One benefit of using a global namespace is being more responsive to changing conditions. This example demonstrates using the global namespace to share configuration, so a scheduled call can check thresholds placed by prior trigger calls, without making a query to the DB itself:

def process_scheduled_call(influxdb3_local, time, args=None):
    # Check if we have cached configuration
    config = influxdb3_local.cache.get("alert_config", use_global=True)
    
    if not config:
        # Load configuration from database
        results = influxdb3_local.query("SELECT * FROM system.alert_config")
        
        # Transform query results into config object
        config = {row["name"]: row["value"] for row in results}
        
        # Cache the configuration with a 5-minute TTL
        influxdb3_local.cache.put("alert_config", config, ttl=300, use_global=True)
        influxdb3_local.info("Loaded fresh configuration from database")
    else:
        influxdb3_local.info("Using cached configuration")
    
    # Use the configuration
    threshold = float(config.get("cpu_threshold", "90.0"))
    # ...

The cache is designed to support stateful operations while maintaining isolation between different triggers. Use the trigger-specific namespace for most operations and the global namespace only when data sharing across triggers is necessary.

Best Practices

Use TTL Appropriately

Set realistic expiration times based on how frequently data changes.
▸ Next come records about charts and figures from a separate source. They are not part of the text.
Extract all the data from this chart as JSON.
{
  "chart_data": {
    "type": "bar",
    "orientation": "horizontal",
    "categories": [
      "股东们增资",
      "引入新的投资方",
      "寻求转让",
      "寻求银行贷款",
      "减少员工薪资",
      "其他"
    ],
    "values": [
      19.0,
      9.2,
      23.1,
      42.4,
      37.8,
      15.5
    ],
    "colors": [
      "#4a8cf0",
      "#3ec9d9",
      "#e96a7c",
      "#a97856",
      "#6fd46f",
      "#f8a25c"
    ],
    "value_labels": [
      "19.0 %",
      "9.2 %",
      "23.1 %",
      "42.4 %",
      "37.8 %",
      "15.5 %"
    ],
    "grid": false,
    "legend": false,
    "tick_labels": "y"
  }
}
# Cache external API responses for 5 minutes  
influxdb3_local.cache.put("weather_data", api_response, ttl=300)

Cache Computation Results

Store the results of expensive calculations that need to be utilized frequently.

# Cache aggregated statistics  
influxdb3_local.cache.put("daily_stats", calculate_statistics(data), ttl=3600)

Implement Cache Warm-Up

Prime the cache at startup for critical data. This can be especially useful for global namespace data where multiple triggers will need this data.

# Check if cache needs to be initialized  
if not influxdb3_local.cache.get("lookup_table"):   
    influxdb3_local.cache.put("lookup_table", load_lookup_data())

Cache Limitations

• Memory Usage: Since cache contents are stored in memory, monitor your memory usage when caching large datasets.
• Server Restarts: The cache is cleared when the server restarts, so it's recommended you design your plugins to handle cache initialization (as noted above).
• Concurrency: Be cautious when multiple trigger instances might update the same cache key simultaneously to prevent inaccurate or out-of-date data access.